Here’s a story about a kailiyan from Sablan who is making money by selling used clothes (a.k.a. wagwag a.k.a ukay ukay) on e-bay. Maybe I should open an account with e-bay and start selling things through the internets, eh? Hmm, since I now have a paypal account, I just might do that. Pero ano kaya, mabenta? The world famous Sagada marijuana? Or sayote kaya?
‘Ukay’ fashion goes e-Bay
By Vincent Cabreza/Inquirer
BAGUIO CITY—“Where in this country can you sell a whole wardrobe reconstituted from ukay-ukay (secondhand bargain clothes) fabrics for under $400 (P16,000)?”
Check out the online trading over at eBay. For the last six years, a stylist from Sablan town in Benguet has used the Internet to market Baguio’s underground wagwag (a local term for ukay-ukay) and the Benguet weaving fabrics popularized in the 1970s and 1980s by businesswoman Narda Capuyan.
Hilson Busoy, 36, says women and gay men from the United States have found a taste for the Baguio-bred fashion, and have tried to outbid one another for such simple things as blouses put together from discarded Versace fabrics and lined with woven ikat.

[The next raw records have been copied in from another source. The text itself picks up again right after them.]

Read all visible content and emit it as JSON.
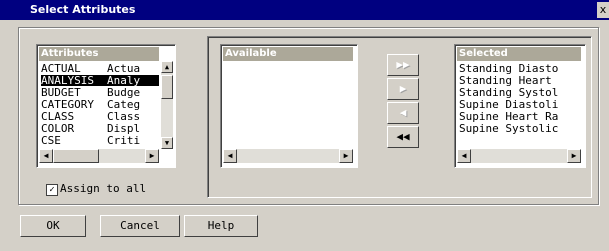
{
  "window": {
    "title": "Select Attributes",
    "close_glyph": "x"
  },
  "attributes": {
    "header": "Attributes",
    "rows": [
      {
        "name": "ACTUAL",
        "desc": "Actua"
      },
      {
        "name": "ANALYSIS",
        "desc": "Analy"
      },
      {
        "name": "BUDGET",
        "desc": "Budge"
      },
      {
        "name": "CATEGORY",
        "desc": "Categ"
      },
      {
        "name": "CLASS",
        "desc": "Class"
      },
      {
        "name": "COLOR",
        "desc": "Displ"
      },
      {
        "name": "CSE",
        "desc": "Criti"
      }
    ],
    "selected_index": 1
  },
  "available": {
    "header": "Available"
  },
  "selected": {
    "header": "Selected",
    "rows": [
      "Standing Diasto",
      "Standing Heart ",
      "Standing Systol",
      "Supine Diastoli",
      "Supine Heart Ra",
      "Supine Systolic"
    ]
  },
  "assign_all": {
    "label": "Assign to all",
    "checked": true,
    "mark": "✓"
  },
  "buttons": {
    "ok": "OK",
    "cancel": "Cancel",
    "help": "Help"
  },
  "move_buttons": [
    {
      "name": "add-all-button",
      "icon": "double-right-icon",
      "glyph": "▶▶",
      "enabled": false
    },
    {
      "name": "add-button",
      "icon": "right-icon",
      "glyph": "▶",
      "enabled": false
    },
    {
      "name": "remove-button",
      "icon": "left-icon",
      "glyph": "◀",
      "enabled": false
    },
    {
      "name": "remove-all-button",
      "icon": "double-left-icon",
      "glyph": "◀◀",
      "enabled": true
    }
  ],
  "scroll_glyphs": {
    "left": "◀",
    "right": "▶",
    "up": "▲",
    "down": "▼"
  }
}
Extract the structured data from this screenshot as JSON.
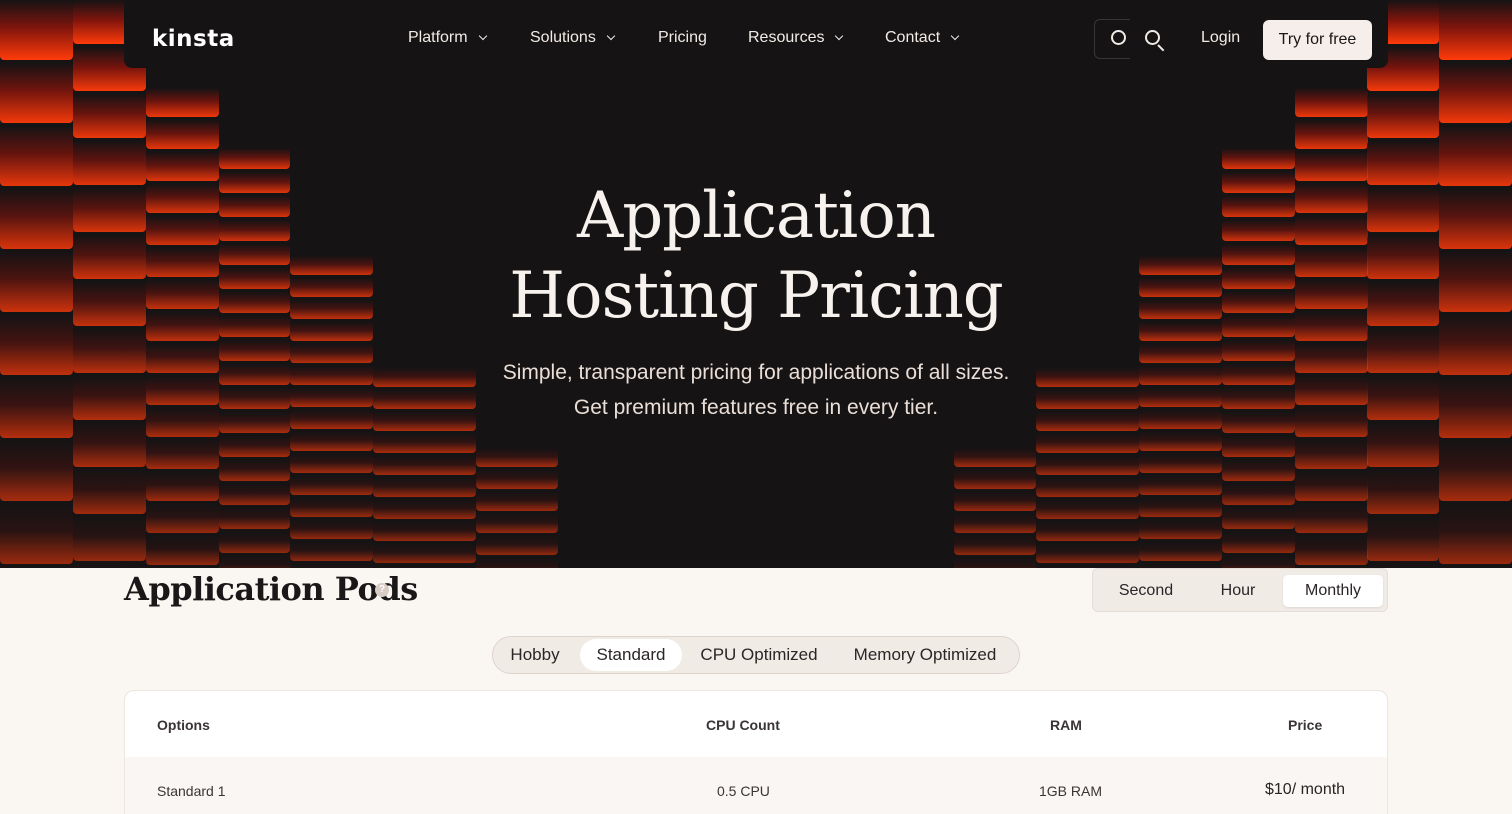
{
  "brand": {
    "logo_text": "kinsta"
  },
  "nav": {
    "items": [
      {
        "label": "Platform",
        "has_dropdown": true
      },
      {
        "label": "Solutions",
        "has_dropdown": true
      },
      {
        "label": "Pricing",
        "has_dropdown": false
      },
      {
        "label": "Resources",
        "has_dropdown": true
      },
      {
        "label": "Contact",
        "has_dropdown": true
      }
    ],
    "login_label": "Login",
    "cta_label": "Try for free"
  },
  "hero": {
    "title_line1": "Application",
    "title_line2": "Hosting Pricing",
    "subtitle_line1": "Simple, transparent pricing for applications of all sizes.",
    "subtitle_line2": "Get premium features free in every tier."
  },
  "pods": {
    "title": "Application Pods",
    "help_icon": "question-icon",
    "periods": [
      "Second",
      "Hour",
      "Monthly"
    ],
    "selected_period": "Monthly",
    "tiers": [
      "Hobby",
      "Standard",
      "CPU Optimized",
      "Memory Optimized"
    ],
    "selected_tier": "Standard",
    "table": {
      "headers": [
        "Options",
        "CPU Count",
        "RAM",
        "Price"
      ],
      "rows": [
        {
          "option": "Standard 1",
          "cpu": "0.5 CPU",
          "ram": "1GB RAM",
          "price": "$10/ month"
        }
      ]
    }
  },
  "colors": {
    "hero_bg": "#161314",
    "accent_red": "#ff3b0a",
    "page_bg": "#faf6f2"
  }
}
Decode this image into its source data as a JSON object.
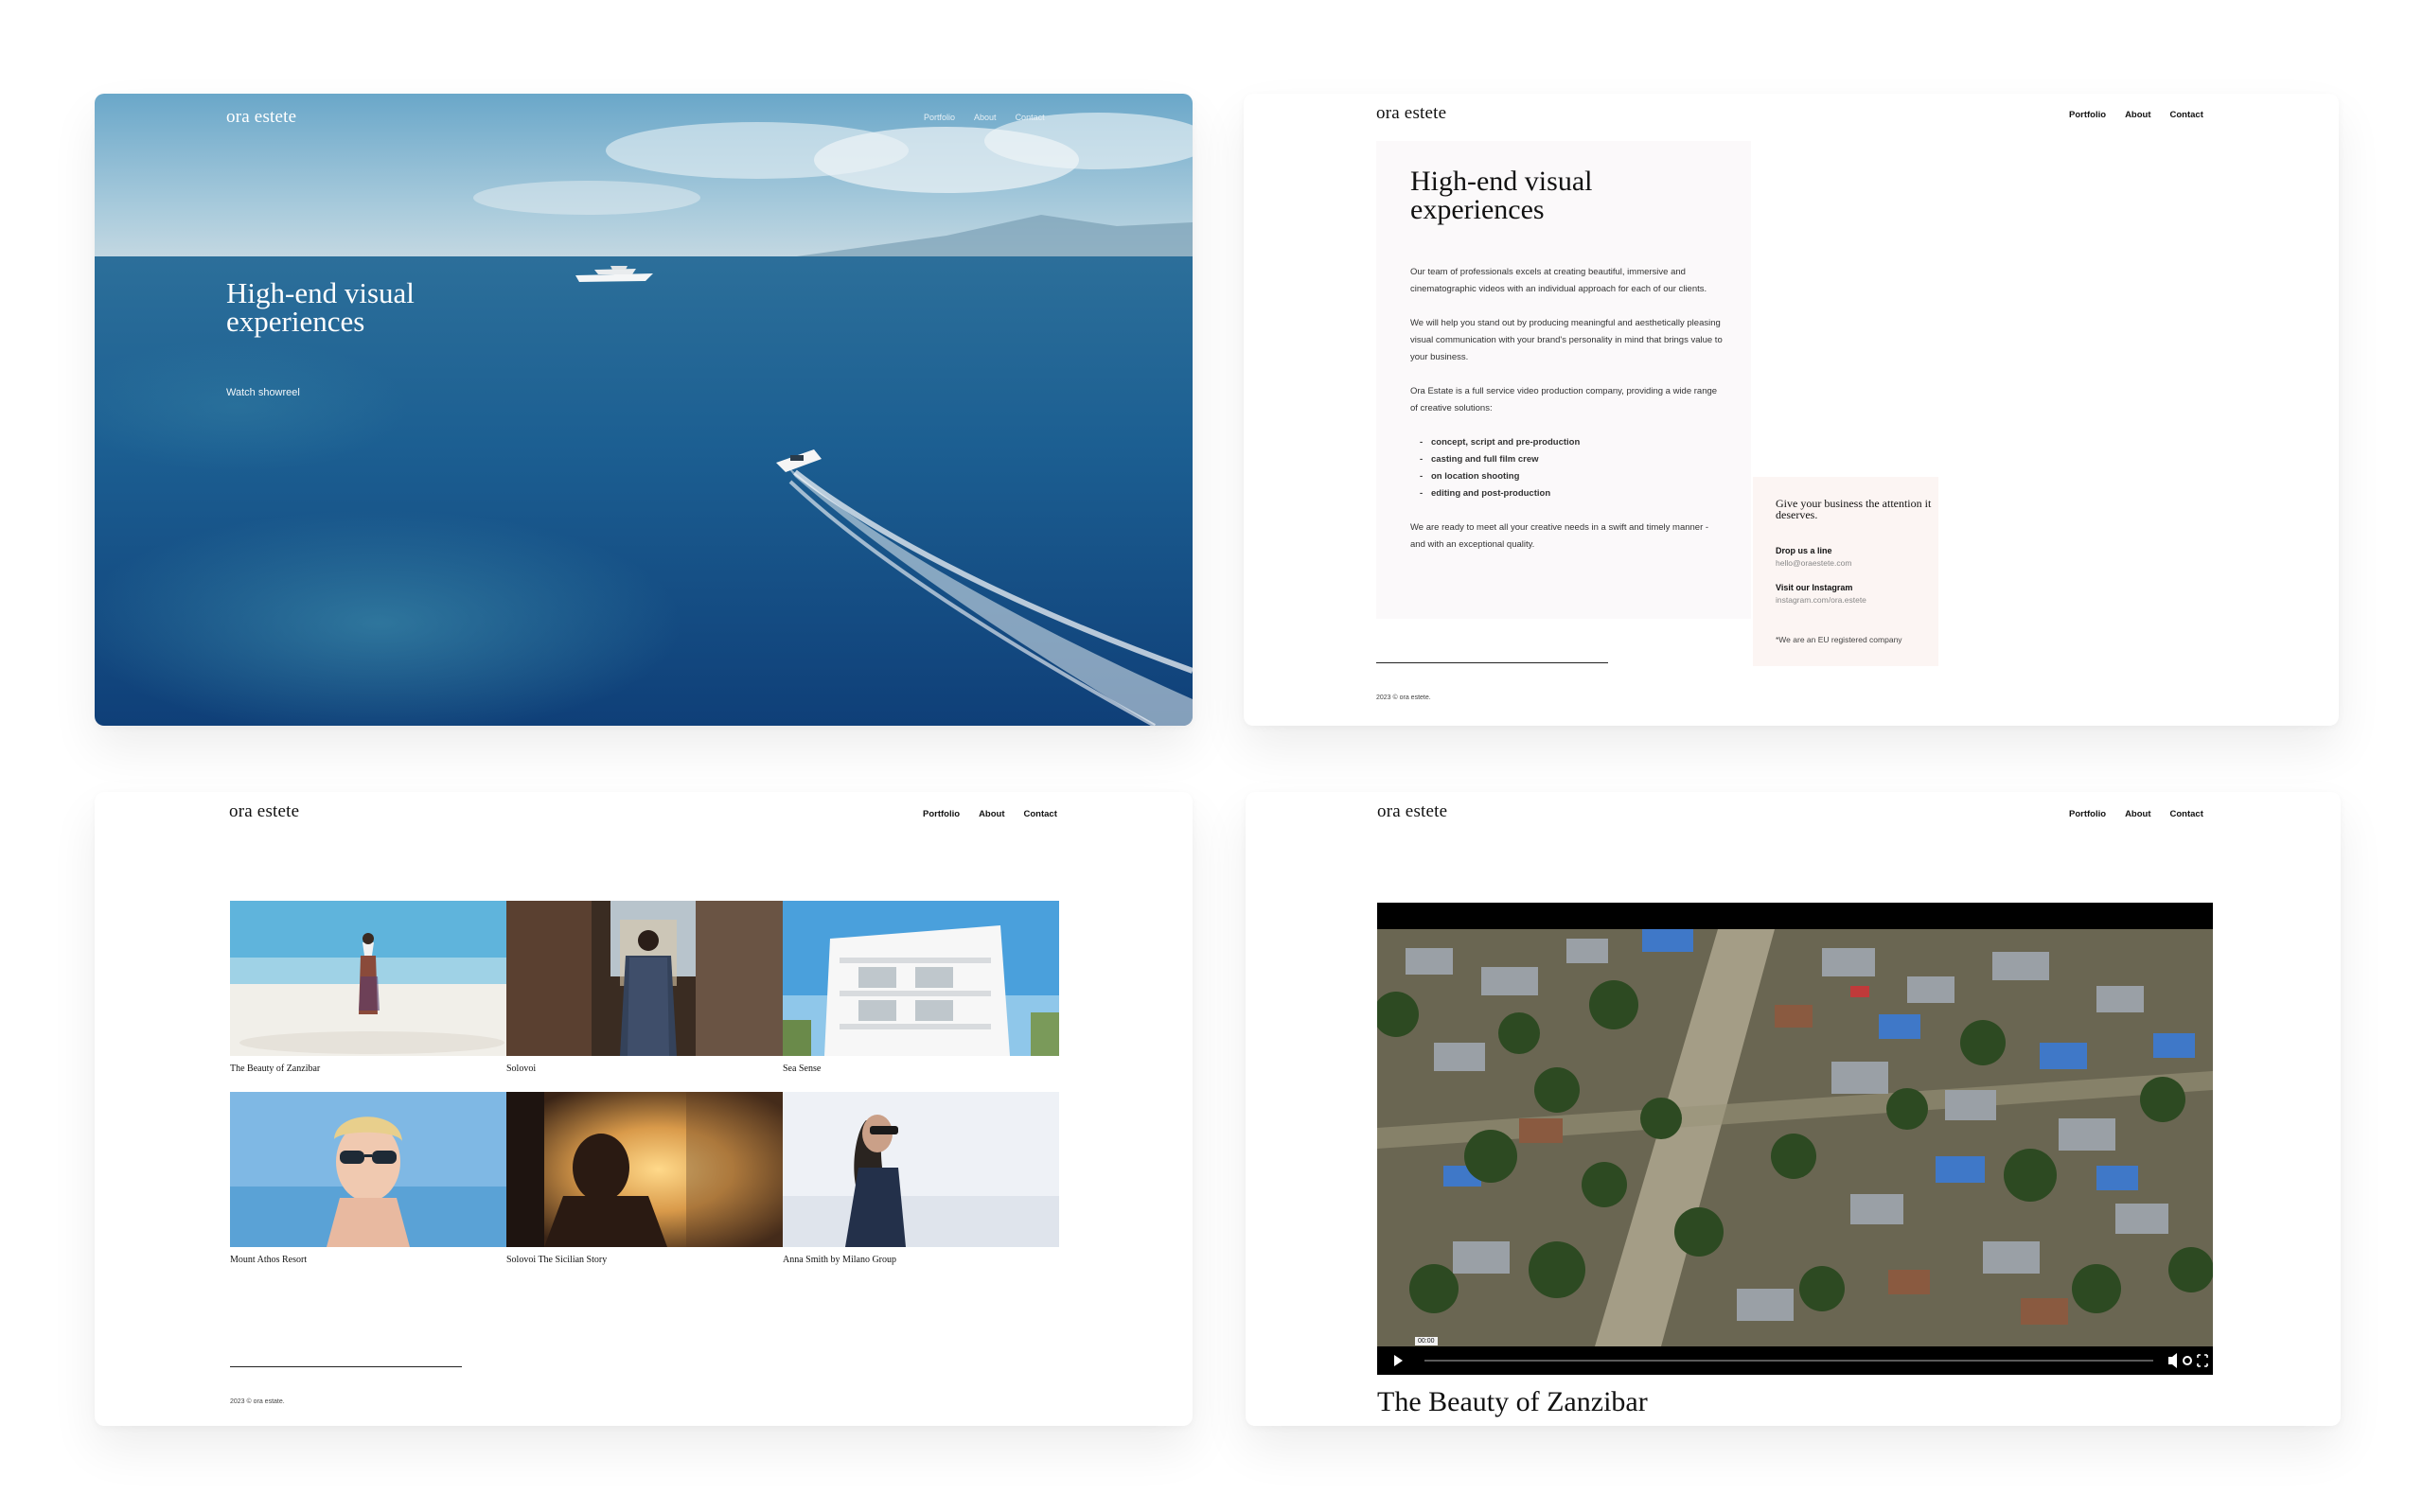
{
  "brand": "ora estete",
  "nav": [
    "Portfolio",
    "About",
    "Contact"
  ],
  "hero": {
    "title": "High-end visual experiences",
    "cta": "Watch showreel"
  },
  "about": {
    "title": "High-end visual experiences",
    "paragraphs": [
      "Our team of professionals excels at creating beautiful, immersive and cinematographic videos with an individual approach for each of our clients.",
      "We will help you stand out by producing meaningful and aesthetically pleasing visual communication with your brand's personality in mind that brings value to your business.",
      "Ora Estate is a full service video production company, providing a wide range of creative solutions:"
    ],
    "services": [
      "concept, script and pre-production",
      "casting and full film crew",
      "on location shooting",
      "editing and post-production"
    ],
    "closing": "We are ready to meet all your creative needs in a swift and timely manner - and with an exceptional quality.",
    "contact": {
      "title": "Give your business the attention it deserves.",
      "email_label": "Drop us a line",
      "email": "hello@oraestete.com",
      "instagram_label": "Visit our Instagram",
      "instagram": "instagram.com/ora.estete",
      "note": "*We are an EU registered company"
    },
    "copyright": "2023 © ora estete."
  },
  "portfolio": {
    "items": [
      "The Beauty of Zanzibar",
      "Solovoi",
      "Sea Sense",
      "Mount Athos Resort",
      "Solovoi The Sicilian Story",
      "Anna Smith by Milano Group"
    ],
    "copyright": "2023 © ora estate."
  },
  "video": {
    "title": "The Beauty of Zanzibar",
    "time": "00:00"
  }
}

Busoy grew up in a town that has yet to find its identity. Sablan is only an hour’s drive from the summer capital, but unlike other Baguio neighbors like the vegetable-trading town of La Trinidad or the mining town of Itogon, the community’s primary trade is banana.
“I am a businessman. I know what sells,” Busoy says. This real-world acumen is what drew him to eBay.
He says the fashion industry that tried to grow in Baguio had been too fragile.
There are no indigenous resources for fabrics, and there are few markets willing to experiment with local designs, he says.
Fashion designers could only put together P3,000 gowns using imported materials. Today, even the dressmaker has to retool her business because of the wagwag. People can buy much more wagwag for P3,000 than purchasing a gown, he says.
Busoy tried to build a fashion line in Canada in 2003 but found that business environment there was much crueler.
It was a Canadian-based cousin who suggested selling his designs online because of the abundant responses to the sale of used celebrity garments there, he says.
His cousin set up a small firm called Modesta Styles to house his products.
The very first product out of the Modesta line to draw interest from the web was a pair of jeans, which Busoy stitched together using Ibaloi woven materials.
He spent about P75 on the product, but it was sold when bids reached $150.
Many of the garments today have been produced in Sablan when Busoy returned to the country in 2007, and are sent by parcel mail to the winning bidder in the US.
“It’s the American gay men who loved the designs. The indigenous materials gave the clothes (the kind of) exotic (element) which they loved. I once sold an ordinary t-shirt padded with banig (sleeping mats) and then I had to explain that it was an ordinary fabric from the Philippines. It was quickly snapped up,” he says.
I realize that my clothes are selling well because they are one-of-a-kind and they are unusual for the Americans, so I don’t really produce that many. [I can put together] maybe three kinds of clothes a month and I can be comfortable with the profits,” he says.
Online anonymity also protects him from top companies that may complain about the use of their fabrics.
“In the Philippines, many designers already found a use for wagwag. They [stitch together] things from different brands and produce something new and original. I don’t know what the copyright laws there would say about what we do, but eBay sells mostly trinkets that are hybrids also of many products,” Busoy says.
Like many overseas Filipino workers, the recent decline in the American dollar’s market value has affected his trade.
Lately, I have increased the price so I can compensate for the exchange rate. I only get a third of the profits anyway. eBay and my cousin take a share from the auction,” he says.